Rahul is not alone in this confusion. It always happens that individuals who want to purchase insurance face with this dilemma.
Both death and illness are risks that need to be covered. If Rahul can afford to, he should opt for both protections. But if he were to choose one given his limited resources, Rahul must weigh both events in terms of probable risk.
There are various other factors come into play while making decisions regarding insurance, such as the outstanding liabilities, number of dependents, and accumulated wealth. His parents are also dependent on him financially to a certain extent. He has debts to pay off and has no other assets to fall back on.
Further, health-related expenses, however high, can be arranged using a loan from a bank, relative or a friend. Regrettably, the same cannot be said in case of death.
Term Insurance Plan is designed to provide a defined amount (lump sum) of money to the family, in case of the demise of the policyholder. The money will go to the people you nominate as beneficiaries on your policy. The benefit under such a pure term insurance plan is payable only upon the demise of the policyholder.
Health insurance covers all costs related to the medical expenses of the insured in exchange for a fixed premium.
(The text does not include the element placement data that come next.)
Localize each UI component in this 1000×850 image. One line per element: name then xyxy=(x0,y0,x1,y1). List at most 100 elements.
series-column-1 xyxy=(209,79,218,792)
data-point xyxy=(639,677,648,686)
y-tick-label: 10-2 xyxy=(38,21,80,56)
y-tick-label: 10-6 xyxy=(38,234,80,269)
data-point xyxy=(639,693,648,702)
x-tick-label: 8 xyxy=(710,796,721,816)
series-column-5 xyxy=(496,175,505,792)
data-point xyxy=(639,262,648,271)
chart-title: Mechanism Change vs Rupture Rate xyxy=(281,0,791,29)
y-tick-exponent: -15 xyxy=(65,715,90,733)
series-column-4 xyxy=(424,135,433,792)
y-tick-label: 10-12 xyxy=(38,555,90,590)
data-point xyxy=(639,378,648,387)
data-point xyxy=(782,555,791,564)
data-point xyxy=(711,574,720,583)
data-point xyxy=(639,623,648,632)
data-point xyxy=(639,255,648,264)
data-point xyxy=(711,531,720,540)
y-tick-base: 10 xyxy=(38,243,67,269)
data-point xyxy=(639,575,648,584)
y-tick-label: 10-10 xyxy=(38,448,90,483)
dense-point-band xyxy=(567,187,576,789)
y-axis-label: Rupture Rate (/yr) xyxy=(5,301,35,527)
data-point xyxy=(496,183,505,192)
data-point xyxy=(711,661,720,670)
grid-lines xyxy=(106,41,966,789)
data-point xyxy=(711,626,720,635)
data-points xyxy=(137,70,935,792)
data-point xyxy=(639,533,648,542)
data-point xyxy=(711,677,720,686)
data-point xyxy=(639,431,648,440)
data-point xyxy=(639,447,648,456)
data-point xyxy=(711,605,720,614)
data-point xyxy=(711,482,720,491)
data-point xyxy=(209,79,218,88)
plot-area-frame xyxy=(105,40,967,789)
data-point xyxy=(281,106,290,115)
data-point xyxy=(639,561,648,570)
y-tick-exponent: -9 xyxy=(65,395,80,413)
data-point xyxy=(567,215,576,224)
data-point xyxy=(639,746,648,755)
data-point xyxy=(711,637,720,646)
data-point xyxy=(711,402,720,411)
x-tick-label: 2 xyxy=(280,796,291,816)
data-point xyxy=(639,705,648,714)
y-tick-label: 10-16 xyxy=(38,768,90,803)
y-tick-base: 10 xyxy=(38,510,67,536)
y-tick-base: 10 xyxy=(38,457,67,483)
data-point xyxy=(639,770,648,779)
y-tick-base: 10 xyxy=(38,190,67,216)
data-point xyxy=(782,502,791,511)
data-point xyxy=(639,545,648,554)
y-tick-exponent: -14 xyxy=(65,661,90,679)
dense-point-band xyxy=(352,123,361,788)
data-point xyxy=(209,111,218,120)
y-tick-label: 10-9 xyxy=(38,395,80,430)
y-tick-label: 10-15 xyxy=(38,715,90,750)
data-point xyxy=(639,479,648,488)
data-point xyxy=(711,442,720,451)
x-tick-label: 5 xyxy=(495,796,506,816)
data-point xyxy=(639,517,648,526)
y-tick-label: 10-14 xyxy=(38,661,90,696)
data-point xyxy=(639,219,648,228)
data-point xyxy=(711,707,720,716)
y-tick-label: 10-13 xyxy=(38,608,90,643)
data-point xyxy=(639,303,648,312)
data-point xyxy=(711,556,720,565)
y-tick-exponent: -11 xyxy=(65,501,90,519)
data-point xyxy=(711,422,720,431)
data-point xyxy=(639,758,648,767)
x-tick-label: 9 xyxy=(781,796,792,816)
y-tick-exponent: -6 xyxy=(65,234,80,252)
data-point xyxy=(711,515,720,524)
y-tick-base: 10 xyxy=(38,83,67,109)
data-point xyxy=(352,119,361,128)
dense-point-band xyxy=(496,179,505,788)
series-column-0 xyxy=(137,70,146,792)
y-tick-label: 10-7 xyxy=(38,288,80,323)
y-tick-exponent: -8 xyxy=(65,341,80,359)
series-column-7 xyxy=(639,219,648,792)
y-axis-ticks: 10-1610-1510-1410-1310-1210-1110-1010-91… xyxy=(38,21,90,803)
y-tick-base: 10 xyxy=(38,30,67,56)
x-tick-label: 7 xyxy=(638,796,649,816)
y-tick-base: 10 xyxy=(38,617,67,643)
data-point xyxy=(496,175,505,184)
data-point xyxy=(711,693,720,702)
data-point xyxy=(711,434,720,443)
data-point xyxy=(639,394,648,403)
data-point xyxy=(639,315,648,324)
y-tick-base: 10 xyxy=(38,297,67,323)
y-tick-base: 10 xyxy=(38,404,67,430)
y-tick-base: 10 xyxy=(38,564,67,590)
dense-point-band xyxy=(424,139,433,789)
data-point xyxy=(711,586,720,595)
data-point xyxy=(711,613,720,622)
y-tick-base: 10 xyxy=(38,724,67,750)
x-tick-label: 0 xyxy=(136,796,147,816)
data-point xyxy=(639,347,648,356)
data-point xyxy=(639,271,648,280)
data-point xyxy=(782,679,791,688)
This cover can be bought for an individual or for an entire family and can be used to seek adequate medical help in case of an emergency or even a pre-planned medical procedure without worrying about the financial implications.
Death is less probable compared to hospitalization
One of the arguments is that there are far greater chances of getting hospitalized because of some reason then dying. So from a probability point of view, you can be more or less sure that in next 5-10 yrs, you or one of your family member will be hospitalized for some or the other reason. But meeting death is very less likely in contrast. So a lot of people believe that Health insurance is much more significant than term plan if you have limited money.
- Premiums are increasing fast in Health Insurance
Health insurance is a product where you can claim every year and protects your financial life from regular attacks of money sucking illnesses and accidents and anyways premiums are also assumed to increase in future because of the health care inflation. However, for a term plan, the premiums are coming down over the years.
- In the worst case hospitalization Costs can be arranged
Health insurance expenses are somehow handy in the worst case and life will again be on track somehow. But ignoring the term plan is a very big risk for your family future because the amount required by your family cannot be arranged by asking it from someone. Just visualize that after your demise your family would need their monthly expenses for a lifetime, your children expenses for current and future, their whole life is at stake now.
It is clear that for any individual like Rahul a term plan ranks high on financial impact, while health insurance does so on the probability of occurrence. Any insurance is better than no insurance since he has dependents. He could split the premiums between both, which might mean a slight compromise on the sum assured.
Thus, you need to choose the one that benefit you the most without any delay.